Darmawan mengatakan sebagaimana dalam RUPTL 2021-2030, untuk mempercepat pembangunan pembangkit energi baru terbarukan, PLN akan menambah pembangkit EBT dengan kapasitas mencapai 20,9 GW atau setara 51,6 persen dari kapasitas total.
“Kami juga mengembangkan ekosistem EV (electric vehicle) dengan menyediakan stasiun pengisian kendaraan listrik, EV digital system, juga bekerja sama dengan Himbara (himpunan bank negara) untuk menyediakan pembiayaan EV yang murah,” kata Darmawan.

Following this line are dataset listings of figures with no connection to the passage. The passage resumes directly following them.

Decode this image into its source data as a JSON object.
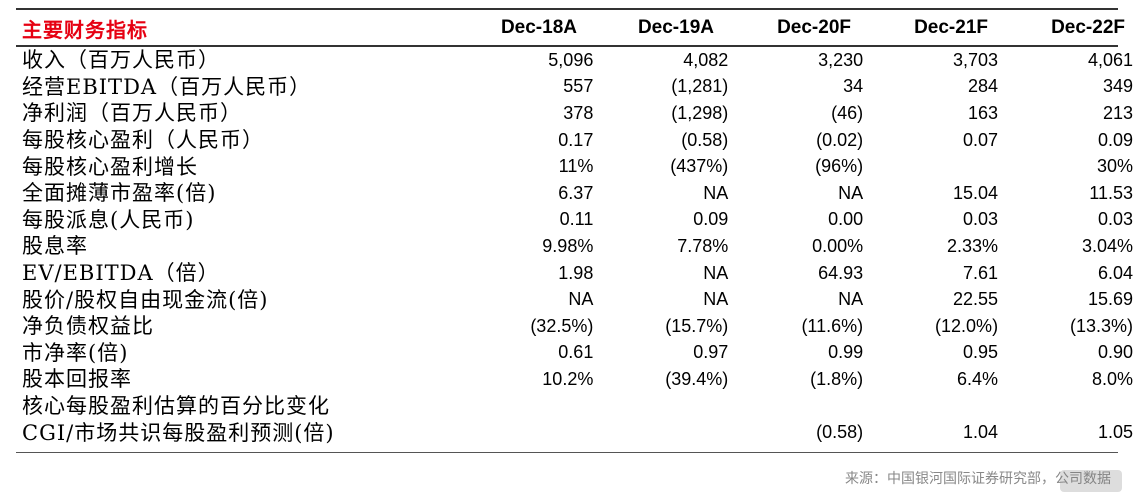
{
  "title": "主要财务指标",
  "columns": [
    "Dec-18A",
    "Dec-19A",
    "Dec-20F",
    "Dec-21F",
    "Dec-22F"
  ],
  "rows": [
    {
      "label": "收入（百万人民币）",
      "values": [
        "5,096",
        "4,082",
        "3,230",
        "3,703",
        "4,061"
      ]
    },
    {
      "label": "经营EBITDA（百万人民币）",
      "values": [
        "557",
        "(1,281)",
        "34",
        "284",
        "349"
      ]
    },
    {
      "label": "净利润（百万人民币）",
      "values": [
        "378",
        "(1,298)",
        "(46)",
        "163",
        "213"
      ]
    },
    {
      "label": "每股核心盈利（人民币）",
      "values": [
        "0.17",
        "(0.58)",
        "(0.02)",
        "0.07",
        "0.09"
      ]
    },
    {
      "label": "每股核心盈利增长",
      "values": [
        "11%",
        "(437%)",
        "(96%)",
        "",
        "30%"
      ]
    },
    {
      "label": "全面摊薄市盈率(倍)",
      "values": [
        "6.37",
        "NA",
        "NA",
        "15.04",
        "11.53"
      ]
    },
    {
      "label": "每股派息(人民币)",
      "values": [
        "0.11",
        "0.09",
        "0.00",
        "0.03",
        "0.03"
      ]
    },
    {
      "label": "股息率",
      "values": [
        "9.98%",
        "7.78%",
        "0.00%",
        "2.33%",
        "3.04%"
      ]
    },
    {
      "label": "EV/EBITDA（倍）",
      "values": [
        "1.98",
        "NA",
        "64.93",
        "7.61",
        "6.04"
      ]
    },
    {
      "label": "股价/股权自由现金流(倍)",
      "values": [
        "NA",
        "NA",
        "NA",
        "22.55",
        "15.69"
      ]
    },
    {
      "label": "净负债权益比",
      "values": [
        "(32.5%)",
        "(15.7%)",
        "(11.6%)",
        "(12.0%)",
        "(13.3%)"
      ]
    },
    {
      "label": "市净率(倍)",
      "values": [
        "0.61",
        "0.97",
        "0.99",
        "0.95",
        "0.90"
      ]
    },
    {
      "label": "股本回报率",
      "values": [
        "10.2%",
        "(39.4%)",
        "(1.8%)",
        "6.4%",
        "8.0%"
      ]
    },
    {
      "label": "核心每股盈利估算的百分比变化",
      "values": [
        "",
        "",
        "",
        "",
        ""
      ]
    },
    {
      "label": "CGI/市场共识每股盈利预测(倍)",
      "values": [
        "",
        "",
        "(0.58)",
        "1.04",
        "1.05"
      ]
    }
  ],
  "source": "来源：中国银河国际证券研究部，公司数据",
  "watermark": "格隆汇"
}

Anggota Dewan Energi Nasional (DEN) Herman Darnel Ibrahim mengingatkan bahwa dalam menuju transisi energi, ada dua aspek penting yang mesti dipenuhi. Yakni aspek pasokan yang aman serta keterjangkauan. Menurutnya, kedua hal tersebut merupakan hal pokok yang dibutuhkan masyarakat.

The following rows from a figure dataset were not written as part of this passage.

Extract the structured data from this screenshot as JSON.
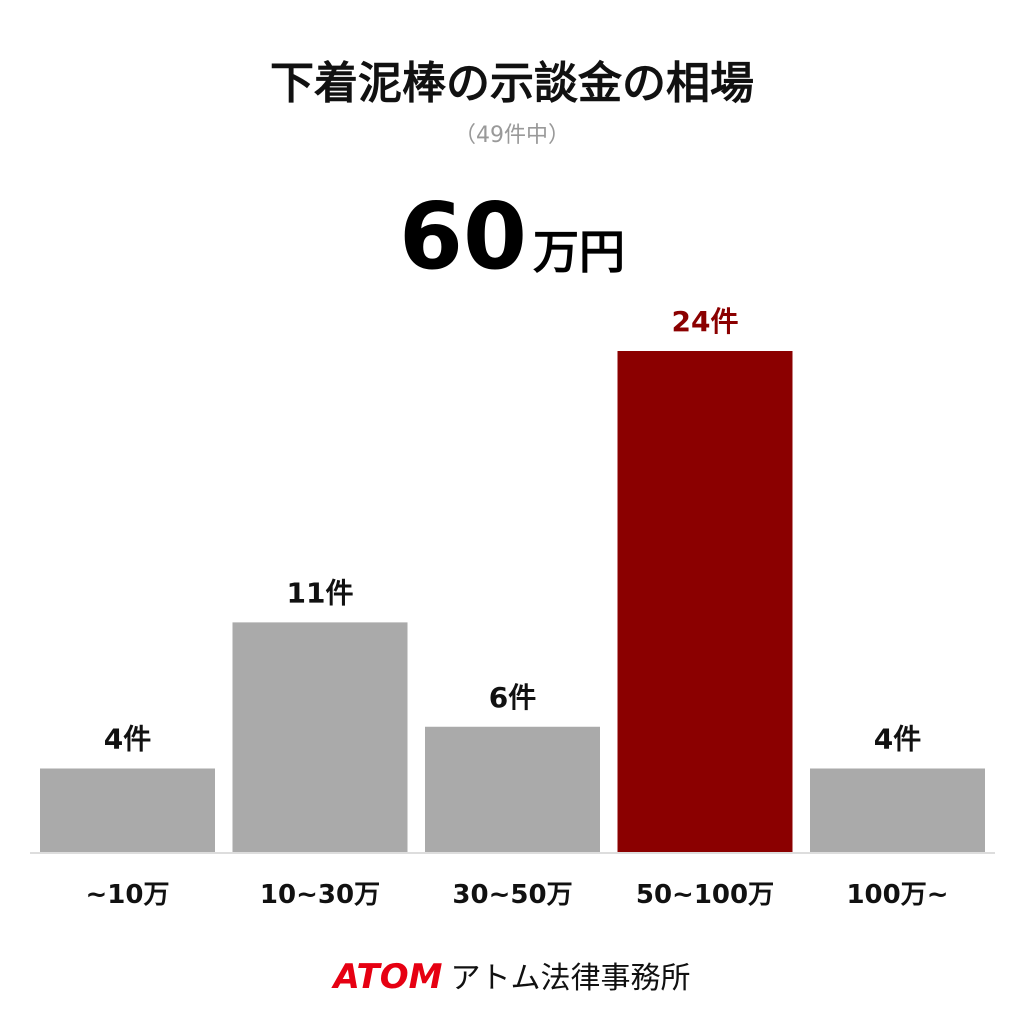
{
  "chart_data": {
    "type": "bar",
    "title": "下着泥棒の示談金の相場",
    "subtitle": "（49件中）",
    "headline": {
      "value": 60,
      "unit": "万円"
    },
    "categories": [
      "~10万",
      "10~30万",
      "30~50万",
      "50~100万",
      "100万~"
    ],
    "values": [
      4,
      11,
      6,
      24,
      4
    ],
    "value_labels": [
      "4件",
      "11件",
      "6件",
      "24件",
      "4件"
    ],
    "colors": [
      "#aaaaaa",
      "#aaaaaa",
      "#aaaaaa",
      "#8b0000",
      "#aaaaaa"
    ],
    "label_colors": [
      "#111111",
      "#111111",
      "#111111",
      "#8b0000",
      "#111111"
    ]
  },
  "footer": {
    "brand": "ATOM",
    "name": "アトム法律事務所"
  }
}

“Jika kita mau transisi tapi pasokan tidak aman dan tidak terjangkau, tidak akan berhasil,” ujar Herman. Oleh sebab itu, dia mengatakan perlu ada skenario yang disiapkan jika pemerintah gagal merealisasikan project tersebut, yakni kembali ke energi fosil batu bara.
Di samping itu, lanjut Herman, target pemerintah mencapai transisi energi pada 2045 juga tidak realistis. Sebab jika harus mengganti energi batu bara dengan sumber energi terbarukan solar atau matahari, daya yang dibutuhkan setidaknya 5 GW. Selain itu juga dibutuhkan storage yang saat ini harganya masih mahal.
“Saya pikir kita tidak bisa segera mengejar semuanya. Kita masih membutuhkan batu bara sampai kita mencapai emisi pada puncaknya,” ucap Herman.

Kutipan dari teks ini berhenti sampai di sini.